Both my daughters love life, are given to laughter, and are practiced creative artists.

So, thirteen was elation for me, their father.  Now, since Sari Kamin has valiantly told her story of systemic sexual abuse on the part of a Broadway and film producer—letting the painful narrative bleed through her soul with quiet power and poignancy—thirteen is a bittersweet equation for me.

James Toback preyed on my little girl thirteen years ago, when she was a young (24 year-old) dreamer in the New York theater and he apparently despised innocence and eschewed any kind of moral rigor.  As Sari continues to state publicly, “The time for being silent is over.”

What does a father feel when he reads and hears his daughter’s harrowing story in various media and watches her, through his tearful eyes, stand up on national television on behalf of her own dignity and that of so many incalculable victims of this plague-perversion?

The first thing he does not feel is any celebratory sense that his daughter is the suddenly the subject of national interest and scrutiny.  Pain should not derive fame; it needs to be released in the private corners of one’s subconscious, it needs to be mended with and by the mindful.  It unequivocally needs to be reported—I’m proud of my child.  But her pain needs more so to be redeemed.  She needs to fulfill herself more than she is obligated to service CNN, NBC, and The New York Times.

So with the first of the tenderly eloquent and skillfully realized exposés Sari presented, I could only swallow in my paternal distress for my brave child.  How could she have carried such a spiritual tumor so many years—edifying, contemplative years of growth and transition?  Where did I fail to be present enough for her, when she perhaps needed me more than ever?  How do I process the unsettling descriptions of what that man did, or attempted to do to the child I used to fete at so many unforgettable theater trips and smaller, more important moments of school accomplishments and family adventures?
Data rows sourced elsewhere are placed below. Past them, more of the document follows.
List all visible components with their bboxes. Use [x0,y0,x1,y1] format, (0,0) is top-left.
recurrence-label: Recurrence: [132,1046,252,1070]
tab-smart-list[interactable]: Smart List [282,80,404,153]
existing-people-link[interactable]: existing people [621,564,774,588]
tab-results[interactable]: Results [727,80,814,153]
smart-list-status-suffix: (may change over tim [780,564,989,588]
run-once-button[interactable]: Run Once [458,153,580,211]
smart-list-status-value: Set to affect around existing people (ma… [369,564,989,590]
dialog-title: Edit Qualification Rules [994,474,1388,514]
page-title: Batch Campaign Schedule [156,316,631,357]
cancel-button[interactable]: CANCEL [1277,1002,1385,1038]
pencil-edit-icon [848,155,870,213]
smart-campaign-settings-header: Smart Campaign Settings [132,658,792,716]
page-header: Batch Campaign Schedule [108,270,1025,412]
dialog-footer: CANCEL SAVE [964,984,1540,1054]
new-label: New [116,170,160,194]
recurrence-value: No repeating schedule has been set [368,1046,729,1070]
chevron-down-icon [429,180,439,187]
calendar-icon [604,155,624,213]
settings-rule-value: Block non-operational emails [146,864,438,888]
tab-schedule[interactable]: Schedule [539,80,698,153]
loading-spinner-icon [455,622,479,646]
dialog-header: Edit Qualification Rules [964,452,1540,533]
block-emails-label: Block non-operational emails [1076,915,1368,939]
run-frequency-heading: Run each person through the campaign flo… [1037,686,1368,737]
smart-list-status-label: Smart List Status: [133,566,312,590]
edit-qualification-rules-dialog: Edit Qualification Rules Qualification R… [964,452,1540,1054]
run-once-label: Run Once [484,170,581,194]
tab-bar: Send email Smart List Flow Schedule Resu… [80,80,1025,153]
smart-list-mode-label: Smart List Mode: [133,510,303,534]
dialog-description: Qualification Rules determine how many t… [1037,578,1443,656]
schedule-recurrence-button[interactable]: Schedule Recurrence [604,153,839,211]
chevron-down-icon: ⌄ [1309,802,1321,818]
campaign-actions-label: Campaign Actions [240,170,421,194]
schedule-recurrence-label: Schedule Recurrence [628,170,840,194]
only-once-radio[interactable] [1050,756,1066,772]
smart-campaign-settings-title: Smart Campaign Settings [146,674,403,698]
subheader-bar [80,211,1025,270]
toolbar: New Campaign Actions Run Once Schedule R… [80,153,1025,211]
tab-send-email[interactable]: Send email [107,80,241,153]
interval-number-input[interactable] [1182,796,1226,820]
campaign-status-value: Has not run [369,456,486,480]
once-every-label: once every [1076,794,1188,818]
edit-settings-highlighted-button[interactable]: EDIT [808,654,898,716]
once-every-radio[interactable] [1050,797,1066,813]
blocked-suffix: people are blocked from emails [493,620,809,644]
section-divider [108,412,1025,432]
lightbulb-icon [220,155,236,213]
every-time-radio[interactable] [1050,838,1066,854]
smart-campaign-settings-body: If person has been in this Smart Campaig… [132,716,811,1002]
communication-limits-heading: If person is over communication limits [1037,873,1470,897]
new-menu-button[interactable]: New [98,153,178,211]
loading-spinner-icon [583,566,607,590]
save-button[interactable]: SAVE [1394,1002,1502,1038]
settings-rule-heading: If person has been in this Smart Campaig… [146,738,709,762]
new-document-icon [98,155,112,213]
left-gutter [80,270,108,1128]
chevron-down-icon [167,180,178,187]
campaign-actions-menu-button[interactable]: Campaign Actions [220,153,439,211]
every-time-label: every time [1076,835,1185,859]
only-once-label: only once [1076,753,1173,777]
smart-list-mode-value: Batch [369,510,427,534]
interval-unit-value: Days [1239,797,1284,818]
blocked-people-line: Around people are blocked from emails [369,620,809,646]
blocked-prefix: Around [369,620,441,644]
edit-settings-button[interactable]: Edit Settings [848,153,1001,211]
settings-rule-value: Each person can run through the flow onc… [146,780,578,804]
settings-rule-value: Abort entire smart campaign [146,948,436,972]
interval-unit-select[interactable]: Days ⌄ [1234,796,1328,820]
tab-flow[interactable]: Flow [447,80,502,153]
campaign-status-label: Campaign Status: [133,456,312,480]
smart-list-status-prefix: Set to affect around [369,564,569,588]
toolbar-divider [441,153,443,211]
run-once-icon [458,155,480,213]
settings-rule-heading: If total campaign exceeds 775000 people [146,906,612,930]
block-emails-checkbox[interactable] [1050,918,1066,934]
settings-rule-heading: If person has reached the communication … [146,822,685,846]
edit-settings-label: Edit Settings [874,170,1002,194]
It took indubitable courage for my daughter to reveal her private anguish into the glare of the American gossip culture.   It was altogether valiant and fitting to tell her story, thereby giving voice to voluminous other women who’ve also been cloaked in shame and self-contempt.  Sari has turned the secrets scripts of Broadway into the transcripts of real-life dramas that must be reviewed.

But I’m not concerned about that anymore.  I’m not thinking about the acclaim and the celebrity that she herself eschews.  I’m thinking about my daughter’s soul, her inner being, and the beating of her heart.

And because I’ve watched her grow into the self-aware, transparent, charitable, and humble person that she is, I know she is in touch now with what she had to do and what she now has to avoid.  I know that she is okay—she has told me so.  And that’s the only report or commentary that I require.

So many years ago, a sweet bat mitzvah girl looked into the parchment-scroll of our tradition and chanted a lyric that gives me more hope than ever:  “God gives strength to the weary.”  Lately, that God has been working through my Sari.